PERU

12/2000

 

A delightful little lake (2km x 3km?) named Lago Sandoval, deep in the Amazon basin down the Rio Madre de Dios, east of Puerto Maldonado.  I had the pleasure of exploring this enchanted place for a few days alone in a tiny dugout canoe.

The nearly-failed and physically taxing hike to the top of Huaynapicchu and to find the temple of the moon, near Machu Picchu. My companion was a local teenager named Juan Carlos who, although he lived but ten miles away, had never seen the ruins.  We set off with only a Nalgene of water between the two of us.  We returned, parched, to Machu Picchu and were delighted when the afternoon rains instantly brought the ancient fountains to life with clean, crisp, sweet, pure water.

Machu Picchu viewed from a llama's perspective.  Llama's can't read, or at least they don't want us to know that they actually CAN.

Panoramic view from the Machu Picchu site.  The mountinas are sheer, and the clouds drift in an out of this area called "cloud forest".  For perspective, check out the train at the base of the center mountain, at the town of Aguascalientes.  The thatched roof was added after the excavation, of course, but the buildings are originals.

Machu Picchu as viewed from Huayna Picchu (the peak in the background of the above sketch).

My Little Peruvian Girl, 2002. I actually shot this one in Julian just last year but I like to keep it with the Peru material. 

An Argentinean with whom I exchanged about 25 words and never saw again drew this in my journal.

 

The temples of Amantí. Amantí is an island on Lake Titicaca.  The people here are living in a traditional way and speaking Cechua, the not-insignificant language of the Incas (3 million native speakers today).  Although the Spanish conquerors very successfully brainwashed an entire continent with Catholicism, this is a fascinating example of how that transition was not so seamless.  Here are two temples, each on one of two prominent peaks on the small island, called the Temple of the Father and the Temple of the Mother.  Although God bought now owns the copyright to the worship here, the traditions are wonderfully pagan as they make annual sacrifices of coca, wine, and chicha (corn beer) during the summer solstice.  The Mother represents the earth and fertility, complete with a navel, and an supplementary meter-high phallus.  The three levels of the Father temple represent the Condor, the Puma, and the Serpent, like absolutely everything else in Peru.

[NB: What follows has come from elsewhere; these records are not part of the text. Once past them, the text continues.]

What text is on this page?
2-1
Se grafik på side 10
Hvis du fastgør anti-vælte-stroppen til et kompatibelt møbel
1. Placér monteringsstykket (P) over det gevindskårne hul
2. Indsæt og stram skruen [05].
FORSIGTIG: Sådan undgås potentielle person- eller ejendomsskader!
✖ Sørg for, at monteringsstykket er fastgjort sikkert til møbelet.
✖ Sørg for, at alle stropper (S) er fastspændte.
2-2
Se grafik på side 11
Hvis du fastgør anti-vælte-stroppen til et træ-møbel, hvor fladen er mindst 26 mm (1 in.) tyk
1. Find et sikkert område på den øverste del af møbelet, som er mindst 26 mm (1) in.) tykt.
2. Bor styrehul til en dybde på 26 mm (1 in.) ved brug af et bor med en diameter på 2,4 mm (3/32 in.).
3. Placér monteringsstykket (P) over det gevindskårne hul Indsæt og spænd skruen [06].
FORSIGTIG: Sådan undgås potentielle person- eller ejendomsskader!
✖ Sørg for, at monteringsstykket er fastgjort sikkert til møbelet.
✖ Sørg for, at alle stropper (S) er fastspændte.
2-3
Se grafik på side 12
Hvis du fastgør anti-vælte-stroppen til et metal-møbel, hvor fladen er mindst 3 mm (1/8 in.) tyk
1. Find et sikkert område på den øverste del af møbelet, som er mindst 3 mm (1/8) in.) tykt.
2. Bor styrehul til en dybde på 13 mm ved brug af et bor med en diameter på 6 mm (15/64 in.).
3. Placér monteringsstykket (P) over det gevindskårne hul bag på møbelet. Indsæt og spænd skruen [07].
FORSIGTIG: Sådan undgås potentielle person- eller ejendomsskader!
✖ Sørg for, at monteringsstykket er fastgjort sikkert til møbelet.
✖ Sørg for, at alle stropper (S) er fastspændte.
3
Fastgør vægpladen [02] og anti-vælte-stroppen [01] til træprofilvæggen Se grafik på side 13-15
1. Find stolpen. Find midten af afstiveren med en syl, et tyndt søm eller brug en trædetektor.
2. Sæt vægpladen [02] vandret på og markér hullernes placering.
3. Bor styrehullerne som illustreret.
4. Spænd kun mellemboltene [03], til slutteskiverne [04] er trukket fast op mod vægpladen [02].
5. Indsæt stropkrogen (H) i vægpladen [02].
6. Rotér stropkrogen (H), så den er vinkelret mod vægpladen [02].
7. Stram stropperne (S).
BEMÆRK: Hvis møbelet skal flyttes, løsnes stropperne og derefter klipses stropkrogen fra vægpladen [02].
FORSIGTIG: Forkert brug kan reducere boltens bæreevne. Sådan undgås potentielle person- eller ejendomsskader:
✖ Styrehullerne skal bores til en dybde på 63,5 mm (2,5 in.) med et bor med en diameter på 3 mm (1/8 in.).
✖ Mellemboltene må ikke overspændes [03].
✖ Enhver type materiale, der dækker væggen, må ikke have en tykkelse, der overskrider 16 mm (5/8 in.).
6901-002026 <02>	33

This is a scrap (and all that ever was) if the first song I wrote for the charango I bought in Cuzco.  I had plenty of time on the boat back to the mainland from the Titcaca island of Amantí.  Titicaca is in the Andes at a staggering height above the ocean.  The charango is a traditional instrument evolved in the Andes from the Spanish guitar.  It has ten strings and the tuning is unique.  It is strummed quickly without a pick.  Traditionally the body is made with the shell of an armadillo but mine is wooden.  I once dropped and smashed it in Jeff's Dove St. garage studio, but the master craftsmen at Blue Guitar repaired it for me and it still sounds great.